競泳のヒロイン大橋悠依が手に入れた強さ。初の世界で大きく成長した (6ページ目)

  • 折山淑美●文 text by Oriyama Toshimi
  • photo by Enrico/AFLO SPORT

 さらに、2019年の日本選手権では200mバタフライに出場。世界選手権派遣標準記録には0秒08届かなかったが、2位に食い込んだ。8月の世界選手権は個人メドレーのみの出場だったが、池江璃花子が抜けた中で女子選手の期待を一身に背負う戦いになった。最初の200mは調子が上がらず、6位となったうえに泳法違反で失格という思わぬ結果になった。

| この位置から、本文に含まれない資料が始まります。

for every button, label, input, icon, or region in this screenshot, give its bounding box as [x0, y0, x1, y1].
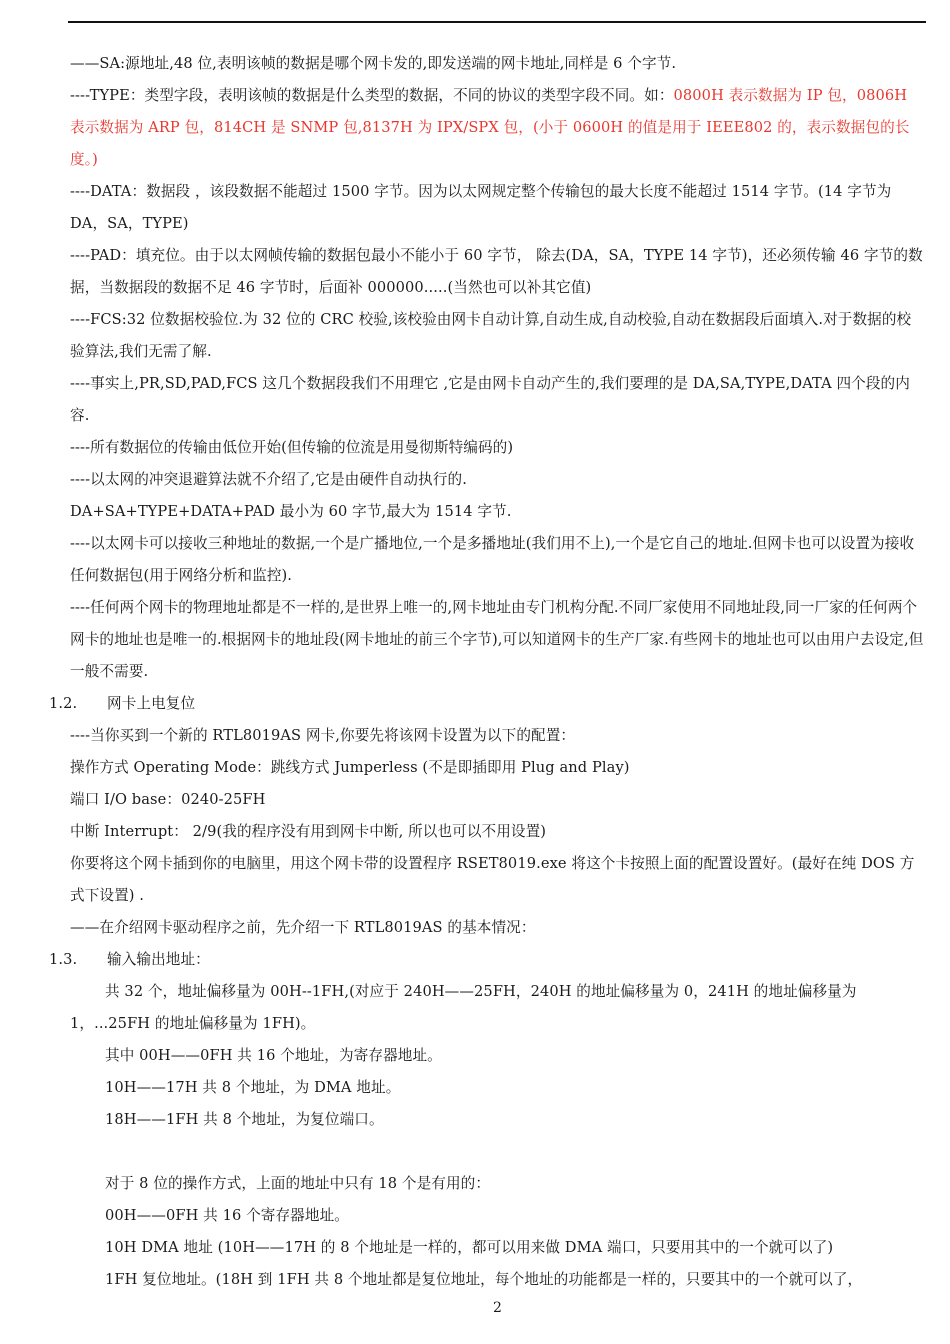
paragraph-line: 10H DMA 地址 (10H——17H 的 8 个地址是一样的，都可以用来做 DMA 端口，只要用其中的一个就可以了) [105, 1239, 834, 1256]
paragraph-sa: ——SA:源地址,48 位,表明该帧的数据是哪个网卡发的,即发送端的网卡地址,同样是 6 个字节. [70, 55, 677, 72]
type-text: ----TYPE：类型字段，表明该帧的数据是什么类型的数据，不同的协议的类型字段不同。如： [70, 87, 674, 104]
paragraph-line: 端口 I/O base：0240-25FH [70, 791, 266, 808]
paragraph-line: 1FH 复位地址。(18H 到 1FH 共 8 个地址都是复位地址，每个地址的功能都是一样的，只要其中的一个就可以了， [105, 1271, 863, 1288]
paragraph-address-types: ----以太网卡可以接收三种地址的数据,一个是广播地位,一个是多播地址(我们用不上),一个是它自己的地址.但网卡也可以设置为接收任何数据包(用于网络分析和监控). [70, 535, 915, 584]
paragraph-fcs: ----FCS:32 位数据校验位.为 32 位的 CRC 校验,该校验由网卡自动计算,自动生成,自动校验,自动在数据段后面填入.对于数据的校验算法,我们无需了解. [70, 311, 912, 360]
paragraph-line: ----当你买到一个新的 RTL8019AS 网卡,你要先将该网卡设置为以下的配置： [70, 727, 576, 744]
paragraph-line: 共 32 个，地址偏移量为 00H--1FH,(对应于 240H——25FH，240H 的地址偏移量为 0，241H 的地址偏移量为 1，...25FH 的地址偏移量为 1FH)。 [70, 983, 857, 1032]
paragraph-line: 对于 8 位的操作方式，上面的地址中只有 18 个是有用的： [105, 1175, 491, 1192]
header-rule [68, 21, 926, 23]
paragraph-fields: ----事实上,PR,SD,PAD,FCS 这几个数据段我们不用理它 ,它是由网卡自动产生的,我们要理的是 DA,SA,TYPE,DATA 四个段的内容. [70, 375, 910, 424]
paragraph-backoff: ----以太网的冲突退避算法就不介绍了,它是由硬件自动执行的. [70, 471, 467, 488]
paragraph-type [70, 80, 925, 176]
paragraph-line: ——在介绍网卡驱动程序之前，先介绍一下 RTL8019AS 的基本情况： [70, 919, 536, 936]
paragraph-line: 操作方式 Operating Mode：跳线方式 Jumperless (不是即插即用 Plug and Play) [70, 759, 630, 776]
paragraph-line: 中断 Interrupt： 2/9(我的程序没有用到网卡中断, 所以也可以不用设置) [70, 823, 547, 840]
paragraph-line: 你要将这个网卡插到你的电脑里，用这个网卡带的设置程序 RSET8019.exe 将这个卡按照上面的配置设置好。(最好在纯 DOS 方式下设置) . [70, 855, 915, 904]
paragraph-bit-order: ----所有数据位的传输由低位开始(但传输的位流是用曼彻斯特编码的) [70, 439, 514, 456]
paragraph-pad: ----PAD：填充位。由于以太网帧传输的数据包最小不能小于 60 字节， 除去(DA，SA，TYPE 14 字节)，还必须传输 46 字节的数据，当数据段的数据不足 46 字节时，后面补 000000.....(当然也可以补其它值) [70, 247, 923, 296]
paragraph-line: 00H——0FH 共 16 个寄存器地址。 [105, 1207, 349, 1224]
section-title: 网卡上电复位 [107, 695, 196, 712]
type-highlight: 0800H 表示数据为 IP 包，0806H 表示数据为 ARP 包，814CH 是 SNMP 包,8137H 为 IPX/SPX 包，(小于 0600H 的值是用于 IEEE802 的，表示数据包的长度。) [70, 87, 910, 168]
paragraph-line: 其中 00H——0FH 共 16 个地址，为寄存器地址。 [105, 1047, 442, 1064]
paragraph-min-max: DA+SA+TYPE+DATA+PAD 最小为 60 字节,最大为 1514 字节. [70, 503, 512, 520]
page-number: 2 [493, 1300, 502, 1316]
section-heading-1-3 [49, 944, 925, 976]
section-number: 1.2. [49, 695, 78, 712]
section-heading-1-2 [49, 688, 925, 720]
paragraph-line: 10H——17H 共 8 个地址，为 DMA 地址。 [105, 1079, 401, 1096]
paragraph-mac-unique: ----任何两个网卡的物理地址都是不一样的,是世界上唯一的,网卡地址由专门机构分配.不同厂家使用不同地址段,同一厂家的任何两个网卡的地址也是唯一的.根据网卡的地址段(网卡地址的前三个字节),可以知道网卡的生产厂家.有些网卡的地址也可以由用户去设定,但一般不需要. [70, 599, 924, 680]
paragraph-data: ----DATA：数据段 ，该段数据不能超过 1500 字节。因为以太网规定整个传输包的最大长度不能超过 1514 字节。(14 字节为 DA，SA，TYPE) [70, 183, 892, 232]
section-title: 输入输出地址： [107, 951, 210, 968]
section-number: 1.3. [49, 951, 78, 968]
paragraph-line: 18H——1FH 共 8 个地址，为复位端口。 [105, 1111, 384, 1128]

 だが、最終日の400mでは意地を見せた。決勝はホッスーを150mまでリードする積極的な入りを見せて、その後も女王を追いかけた。ラスト50mでロンドン五輪優勝の叶詩文(中国)にかわされたが、シーズンベストの4分32秒33で銅メダルを獲得した。

「今回はプレッシャーがかかるなか、最終日のきつい400m個人メドレーで粘ってメダルを獲れたことは、来年(の東京五輪)へ向けて意味があると思います」

 納得の表情でそう話し、大会を終えた。

 2017年に現れた競泳界のヒロインは、国内で勝てる選手から世界選手権の経験を経て、世界で戦える選手へと成長を遂げた。今もなお東京五輪に向けて、成長曲線は右肩上がりだ。